To understand the local geometry of this equation, I think one should apply the *Calabi resolution* of the Killing equation. (See E. Calabi, *On compact, Riemannian manifolds with constant curvature. I,* in Differential Geometry, C. B. Allendoerfer, ed., vol. 3 of Proceedings of Symposia in Pure Mathematics, pp. 155–180. AMS, Providence, RI, 1961. For a useful modern exposition, see http://arxiv.org/pdf/1409.7212.pdf.)

The basic point is that, when $g$ is flat (or, more generally, has constant sectional curvature) the Killing operator $X\mapsto D_1(X) = L_X(g)$ as a map from $C^\infty(TM)$ to $C^\infty(S^2(T^*M))$ can be embedded into a locally exact sequence of sheaves
$$
0 \longrightarrow \mathscr{K}_g\longrightarrow C^\infty(TM)\longrightarrow C^\infty(S^2(T^*M))\longrightarrow C^\infty\bigl(C^{(2,2)}(TM)\bigr)\longrightarrow\cdots\tag1
$$
that resolves the sheaf $\mathscr{K}_g$ of $g$-Killing vector fields on $M$ and where the sheaf mappings are given by known linear differential operators. An element $h$ of $C^\infty(S^2(T^*M))$ can be written (locally) in the form $h = L_Y(g)$ for some vector field $Y$ if and only if $D_2(h) = 0$.

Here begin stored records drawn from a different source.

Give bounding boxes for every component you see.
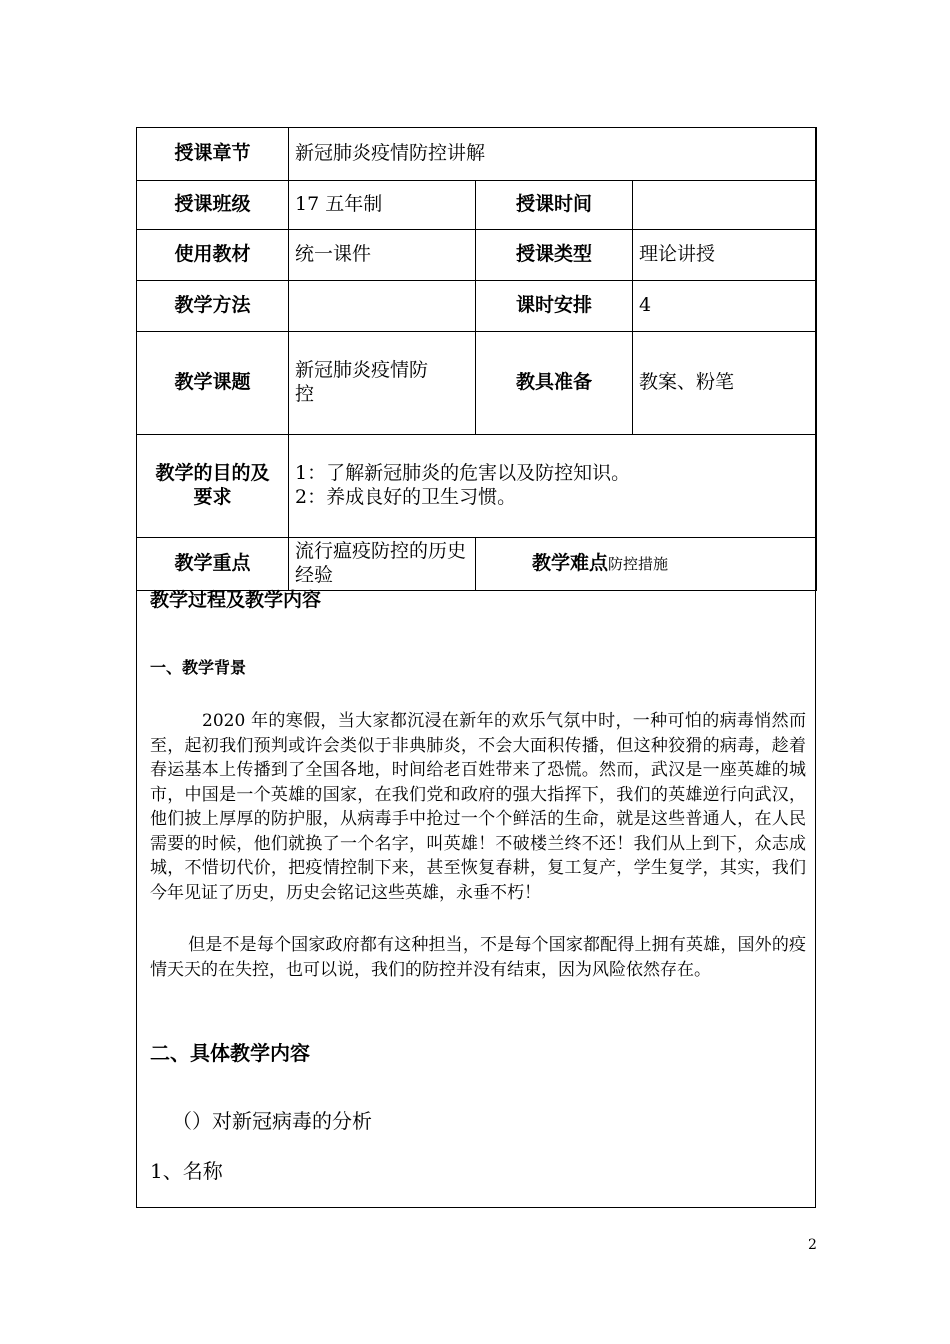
objectives-value	[289, 435, 817, 538]
chapter-label: 授课章节	[137, 128, 289, 181]
difficulty-label: 教学难点	[532, 552, 609, 575]
background-paragraph-1	[150, 709, 806, 905]
objectives-label-line1: 教学的目的及	[155, 462, 270, 485]
class-value: 17 五年制	[289, 181, 476, 230]
time-label: 授课时间	[476, 181, 633, 230]
hours-label: 课时安排	[476, 281, 633, 332]
method-value	[289, 281, 476, 332]
topic-value-line2: 控	[295, 383, 315, 405]
objectives-label	[137, 435, 289, 538]
background-paragraph-1-text: 2020 年的寒假，当大家都沉浸在新年的欢乐气氛中时，一种可怕的病毒悄然而至，起初我们预判或许会类似于非典肺炎，不会大面积传播，但这种狡猾的病毒，趁着春运基本上传播到了全国各地，时间给老百姓带来了恐慌。然而，武汉是一座英雄的城市，中国是一个英雄的国家，在我们党和政府的强大指挥下，我们的英雄逆行向武汉，他们披上厚厚的防护服，从病毒手中抢过一个个鲜活的生命，就是这些普通人，在人民需要的时候，他们就换了一个名字，叫英雄！不破楼兰终不还！我们从上到下，众志成城，不惜切代价，把疫情控制下来，甚至恢复春耕，复工复产，学生复学，其实，我们今年见证了历史，历史会铭记这些英雄，永垂不朽！	[150, 711, 806, 903]
key-point-value: 流行瘟疫防控的历史经验	[289, 538, 476, 591]
lesson-type-value: 理论讲授	[633, 230, 817, 281]
table-row	[137, 435, 817, 538]
table-row	[137, 128, 817, 181]
item-heading: 1、名称	[150, 1159, 223, 1183]
lesson-type-label: 授课类型	[476, 230, 633, 281]
background-paragraph-2-text: 但是不是每个国家政府都有这种担当，不是每个国家都配得上拥有英雄，国外的疫情天天的在失控，也可以说，我们的防控并没有结束，因为风险依然存在。	[150, 935, 806, 980]
time-value	[633, 181, 817, 230]
textbook-value: 统一课件	[289, 230, 476, 281]
table-row	[137, 230, 817, 281]
teaching-content	[136, 581, 816, 1207]
lesson-info-table	[136, 127, 817, 591]
topic-label: 教学课题	[137, 332, 289, 435]
page-number: 2	[808, 1237, 817, 1253]
subsection-heading: （）对新冠病毒的分析	[172, 1109, 372, 1133]
difficulty-value: 防控措施	[608, 555, 669, 574]
textbook-label: 使用教材	[137, 230, 289, 281]
chapter-value: 新冠肺炎疫情防控讲解	[289, 128, 817, 181]
hours-value: 4	[633, 281, 817, 332]
content-heading: 二、具体教学内容	[150, 1041, 310, 1065]
background-heading: 一、教学背景	[150, 658, 247, 677]
tools-value: 教案、粉笔	[633, 332, 817, 435]
table-row	[137, 181, 817, 230]
class-label: 授课班级	[137, 181, 289, 230]
method-label: 教学方法	[137, 281, 289, 332]
background-paragraph-2	[150, 933, 806, 982]
key-point-label: 教学重点	[137, 538, 289, 591]
topic-value-line1: 新冠肺炎疫情防	[295, 359, 429, 382]
objective-item-1: 1：了解新冠肺炎的危害以及防控知识。	[295, 462, 631, 485]
process-heading: 教学过程及教学内容	[150, 589, 322, 611]
topic-value	[289, 332, 476, 435]
tools-label: 教具准备	[476, 332, 633, 435]
table-row	[137, 332, 817, 435]
objectives-label-line2: 要求	[193, 486, 232, 508]
objective-item-2: 2：养成良好的卫生习惯。	[295, 486, 517, 508]
table-row	[137, 281, 817, 332]
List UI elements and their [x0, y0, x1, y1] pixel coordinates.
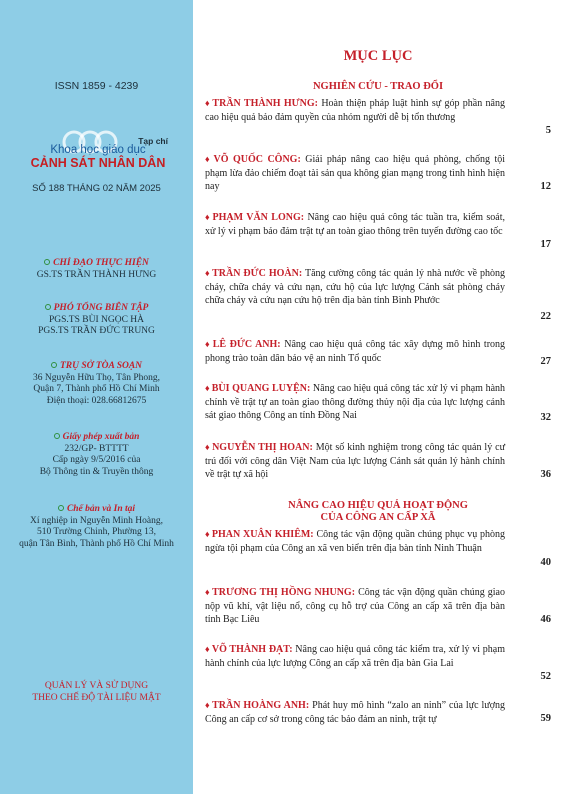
entry-author: PHAN XUÂN KHIÊM:: [211, 529, 314, 540]
toc-entry[interactable]: [205, 153, 505, 194]
section-heading: Giấy phép xuất bản: [62, 432, 140, 442]
section-heading-commune-police: [203, 500, 553, 524]
diamond-bullet-icon: ♦: [205, 212, 211, 222]
section-line: PGS.TS BÙI NGỌC HÀ: [48, 314, 144, 325]
entry-author: TRẦN ĐỨC HOÀN:: [212, 268, 303, 279]
entry-author: NGUYỄN THỊ HOAN:: [212, 442, 313, 453]
entry-page: 12: [540, 181, 551, 192]
section-heading-line2: CỦA CÔNG AN CẤP XÃ: [320, 512, 436, 523]
diamond-bullet-icon: ♦: [205, 587, 211, 597]
entry-page: 59: [540, 713, 551, 724]
green-circle-icon: [44, 259, 50, 265]
entry-author: TRƯƠNG THỊ HỒNG NHUNG:: [212, 587, 356, 598]
toc-entry[interactable]: [205, 338, 505, 365]
section-line: 232/GP- BTTTT: [64, 443, 129, 454]
section-heading-line1: NÂNG CAO HIỆU QUẢ HOẠT ĐỘNG: [288, 500, 468, 511]
section-printing: [0, 504, 193, 550]
entry-title: Tăng cường công tác quản lý nhà nước về phòng cháy, chữa cháy và cứu nạn, cứu hộ của lực lượng Cảnh sát phòng cháy chữa cháy và cứu nạn cứu hộ trên địa bàn tỉnh Bình Phước: [205, 268, 506, 306]
section-deputy-editor: [0, 303, 193, 338]
toc-entry[interactable]: [205, 211, 505, 238]
diamond-bullet-icon: ♦: [205, 268, 211, 278]
entry-title: Một số kinh nghiệm trong công tác quản lý cư trú đối với công dân Việt Nam của lực lượng Cảnh sát quản lý hành chính về trật tự xã hội: [205, 442, 506, 480]
journal-logo: [30, 124, 168, 170]
toc-entry[interactable]: [205, 699, 505, 726]
diamond-bullet-icon: ♦: [205, 154, 212, 164]
classified-notice: [0, 680, 193, 704]
entry-page: 52: [540, 671, 551, 682]
entry-title: Hoàn thiện pháp luật hình sự góp phần nâng cao hiệu quả bảo đảm quyền của nhóm người dễ bị tổn thương: [205, 98, 505, 123]
section-heading: TRỤ SỞ TÒA SOẠN: [59, 361, 143, 371]
toc-entry[interactable]: [205, 382, 505, 423]
diamond-bullet-icon: ♦: [205, 442, 211, 452]
toc-title: MỤC LỤC: [343, 48, 413, 64]
entry-page: 22: [540, 311, 551, 322]
entry-author: TRẦN THÀNH HƯNG:: [212, 98, 318, 109]
section-line: Cấp ngày 9/5/2016 của: [52, 455, 141, 465]
section-line: PGS.TS TRẦN ĐỨC TRUNG: [38, 326, 155, 336]
issn: ISSN 1859 - 4239: [54, 80, 139, 92]
entry-page: 32: [540, 412, 551, 423]
entry-author: BÙI QUANG LUYỆN:: [211, 383, 311, 394]
diamond-bullet-icon: ♦: [205, 700, 211, 710]
entry-author: TRẦN HOÀNG ANH:: [212, 700, 310, 711]
section-line: quận Tân Bình, Thành phố Hồ Chí Minh: [19, 538, 174, 549]
diamond-bullet-icon: ♦: [205, 529, 210, 539]
section-line: 36 Nguyễn Hữu Thọ, Tân Phong,: [33, 372, 160, 383]
sidebar: [0, 0, 193, 794]
green-circle-icon: [45, 304, 51, 310]
journal-name-line1: Khoa học giáo dục: [50, 144, 146, 156]
toc-entry[interactable]: [205, 267, 505, 308]
toc-entry[interactable]: [205, 643, 505, 670]
section-heading-research: NGHIÊN CỨU - TRAO ĐỔI: [312, 81, 444, 92]
diamond-bullet-icon: ♦: [205, 339, 211, 349]
entry-author: VÕ QUỐC CÔNG:: [213, 154, 301, 165]
entry-title: Nâng cao hiệu quả công tác tuần tra, kiểm soát, xử lý vi phạm bảo đảm trật tự an toàn giao thông trên tuyến đường cao tốc: [205, 212, 506, 237]
section-line: 510 Trường Chinh, Phường 13,: [36, 527, 157, 537]
toc-entry[interactable]: [205, 586, 505, 627]
entry-title: Giải pháp nâng cao hiệu quả phòng, chống tội phạm lừa đảo chiếm đoạt tài sản qua không gian mạng trong tình hình hiện nay: [205, 154, 505, 192]
classified-line1: QUẢN LÝ VÀ SỬ DỤNG: [44, 681, 149, 691]
green-circle-icon: [54, 433, 60, 439]
entry-page: 40: [540, 557, 551, 568]
section-line: Quận 7, Thành phố Hồ Chí Minh: [33, 384, 160, 394]
entry-author: VÕ THÀNH ĐẠT:: [211, 644, 293, 655]
section-heading: PHÓ TỔNG BIÊN TẬP: [53, 303, 149, 313]
section-line: Điện thoại: 028.66812675: [46, 395, 147, 406]
entry-page: 46: [540, 614, 551, 625]
toc-entry[interactable]: [205, 441, 505, 482]
section-line: Bộ Thông tin & Truyền thông: [39, 466, 154, 477]
entry-page: 27: [540, 356, 551, 367]
entry-title: Nâng cao hiệu quả công tác xử lý vi phạm hành chính về trật tự an toàn giao thông đường thủy nội địa của lực lượng cảnh sát giao thông Công an tỉnh Đồng Nai: [205, 383, 506, 421]
entry-title: Công tác vận động quần chúng giao nộp vũ khí, vật liệu nổ, công cụ hỗ trợ của Công an cấp xã trên địa bàn tỉnh Bạc Liêu: [205, 587, 505, 625]
section-line: Xí nghiệp in Nguyễn Minh Hoàng,: [30, 515, 163, 526]
section-office: [0, 361, 193, 407]
section-direction: [0, 258, 193, 281]
entry-author: LÊ ĐỨC ANH:: [212, 339, 281, 350]
entry-page: 17: [540, 239, 551, 250]
entry-title: Nâng cao hiệu quả công tác kiểm tra, xử lý vi phạm hành chính của lực lượng Công an cấp xã trên địa bàn Gia Lai: [205, 644, 505, 669]
table-of-contents: [203, 0, 553, 794]
section-heading: CHỈ ĐẠO THỰC HIỆN: [53, 258, 149, 268]
diamond-bullet-icon: ♦: [205, 98, 211, 108]
toc-entry[interactable]: [205, 97, 505, 124]
journal-label: Tạp chí: [138, 136, 168, 146]
classified-line2: THEO CHẾ ĐỘ TÀI LIỆU MẬT: [32, 693, 161, 703]
entry-page: 5: [545, 125, 551, 136]
green-circle-icon: [51, 362, 57, 368]
entry-title: Nâng cao hiệu quả công tác xây dựng mô hình trong phong trào toàn dân bảo vệ an ninh Tổ quốc: [205, 339, 506, 364]
entry-page: 36: [540, 469, 551, 480]
entry-title: Công tác vận động quần chúng phục vụ phòng ngừa tội phạm của Công an xã ven biển trên địa bàn tỉnh Ninh Thuận: [205, 529, 506, 554]
entry-title: Phát huy mô hình “zalo an ninh” của lực lượng Công an cấp cơ sở trong công tác bảo đảm an ninh, trật tự: [205, 700, 506, 725]
section-line: GS.TS TRẦN THÀNH HƯNG: [36, 269, 157, 280]
section-license: [0, 432, 193, 478]
toc-entry[interactable]: [205, 528, 505, 555]
journal-name-line2: CẢNH SÁT NHÂN DÂN: [30, 156, 166, 170]
section-heading: Chế bản và In tại: [66, 504, 136, 514]
green-circle-icon: [58, 505, 64, 511]
diamond-bullet-icon: ♦: [205, 383, 210, 393]
diamond-bullet-icon: ♦: [205, 644, 210, 654]
entry-author: PHẠM VĂN LONG:: [212, 212, 305, 223]
issue-number: SỐ 188 THÁNG 02 NĂM 2025: [32, 183, 161, 194]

This shows that if $L_X(L_X(g)) = L_Y(g)$, then $X$ must satisfy the system of differential equations
$$
D_2\bigl(L_X(L_X(g))\bigr) = 0.\tag2
$$
Conversely, if a vector field $X$ satisfies this equation, then, at least locally (and globally if $M$ is simply-connected), there will exist a vector field $Y$ such that $L_X(L_X(g)) = L_Y(g)$, and this $Y$ will be unique up to the addition of a Killing vector field.

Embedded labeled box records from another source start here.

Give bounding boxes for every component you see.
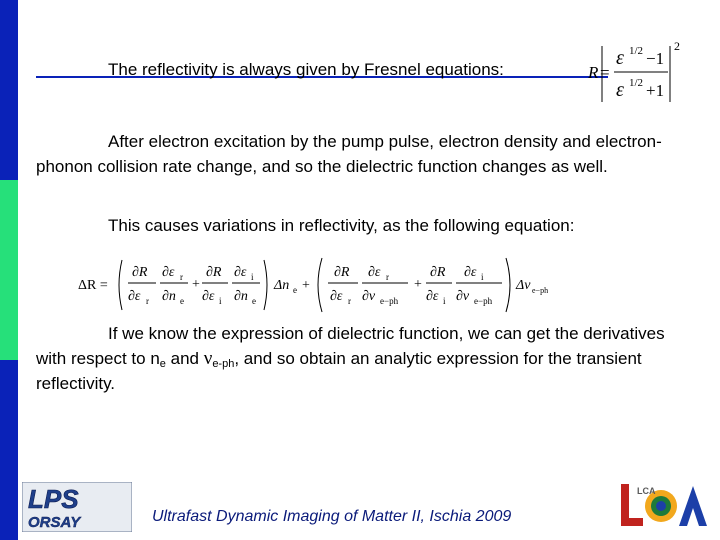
paragraph-variations: This causes variations in reflectivity, as the following equation: — [108, 216, 575, 235]
svg-text:ORSAY: ORSAY — [28, 514, 81, 531]
svg-text:∂ε: ∂ε — [368, 265, 381, 280]
eq1-den-exp: 1/2 — [629, 77, 644, 89]
eq1-den-op: +1 — [646, 81, 665, 100]
svg-text:∂n: ∂n — [162, 289, 176, 304]
sidebar-segment-middle — [0, 180, 18, 360]
svg-text:+: + — [192, 277, 200, 292]
svg-text:+: + — [302, 278, 310, 293]
svg-text:i: i — [443, 296, 446, 306]
svg-text:∂n: ∂n — [234, 289, 248, 304]
svg-text:∂ε: ∂ε — [162, 265, 175, 280]
sidebar-segment-bottom — [0, 360, 18, 540]
svg-text:LCA: LCA — [637, 486, 656, 496]
svg-text:e: e — [180, 296, 184, 306]
eq2-paren-2-left — [318, 258, 322, 312]
svg-text:∂ν: ∂ν — [362, 289, 376, 304]
svg-text:+: + — [414, 277, 422, 292]
svg-text:∂ε: ∂ε — [464, 265, 477, 280]
sidebar-accent — [0, 0, 18, 540]
svg-text:r: r — [180, 272, 183, 282]
svg-text:∂ε: ∂ε — [128, 289, 141, 304]
svg-text:i: i — [251, 272, 254, 282]
eq1-equals: = — [600, 63, 610, 82]
svg-text:∂ε: ∂ε — [202, 289, 215, 304]
svg-text:e: e — [252, 296, 256, 306]
svg-text:∂R: ∂R — [206, 265, 222, 280]
svg-text:∂ε: ∂ε — [426, 289, 439, 304]
eq1-num-exp: 1/2 — [629, 45, 644, 57]
eq1-lhs: R — [588, 63, 599, 82]
svg-text:∂R: ∂R — [430, 265, 446, 280]
eq1-den-base: ε — [616, 79, 624, 101]
svg-text:∂ν: ∂ν — [456, 289, 470, 304]
svg-text:r: r — [146, 296, 149, 306]
svg-text:i: i — [481, 272, 484, 282]
svg-text:i: i — [219, 296, 222, 306]
lps-orsay-logo — [22, 482, 132, 532]
delta-r-equation — [78, 254, 548, 316]
svg-text:∂R: ∂R — [334, 265, 350, 280]
eq1-num-op: −1 — [646, 49, 665, 68]
svg-text:r: r — [386, 272, 389, 282]
footer-conference: Ultrafast Dynamic Imaging of Matter II, Ischia 2009 — [152, 508, 512, 525]
sidebar-segment-top — [0, 0, 18, 180]
svg-text:LPS: LPS — [28, 484, 79, 514]
eq2-paren-1-right — [264, 260, 267, 310]
svg-text:∂ε: ∂ε — [330, 289, 343, 304]
svg-text:∂R: ∂R — [132, 265, 148, 280]
slide-title: The reflectivity is always given by Fresnel equations: — [108, 60, 504, 79]
eq1-power: 2 — [674, 39, 680, 53]
svg-text:e−ph: e−ph — [532, 286, 548, 295]
eq1-num-base: ε — [616, 47, 624, 69]
svg-text:e−ph: e−ph — [474, 296, 493, 306]
svg-text:∂ε: ∂ε — [234, 265, 247, 280]
fresnel-equation — [582, 36, 692, 108]
paragraph-derivatives: If we know the expression of dielectric function, we can get the derivatives with respect to $n_e$ and $\nu_{e-ph}$, and so obtain an analytic expression for the transient reflectivity. — [36, 324, 665, 393]
lca-logo — [617, 480, 713, 530]
svg-text:e: e — [293, 285, 297, 295]
svg-text:r: r — [348, 296, 351, 306]
eq2-paren-2-right — [506, 258, 510, 312]
svg-text:e−ph: e−ph — [380, 296, 399, 306]
eq2-lhs: ΔR = — [78, 278, 108, 293]
paragraph-excitation: After electron excitation by the pump pulse, electron density and electron-phonon collision rate change, and so the dielectric function changes as well. — [36, 132, 662, 176]
svg-text:Δν: Δν — [516, 278, 531, 293]
eq2-paren-1-left — [119, 260, 122, 310]
svg-text:Δn: Δn — [274, 278, 290, 293]
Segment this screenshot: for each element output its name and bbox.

The differential equation (2) for $X$ is generally overdetermined (and nonlinear) when the dimension $n$ of $M$ is greater than $2$, and one expects the space of its local solutions to be finite dimensional. Thus, one expects that, even locally, the space of solutions of the original system for $(X,Y)$ will be finite dimensional when $n>2$. To check this, one should compute the characteristic variety of (2). If there is interest, I can do this and report the result.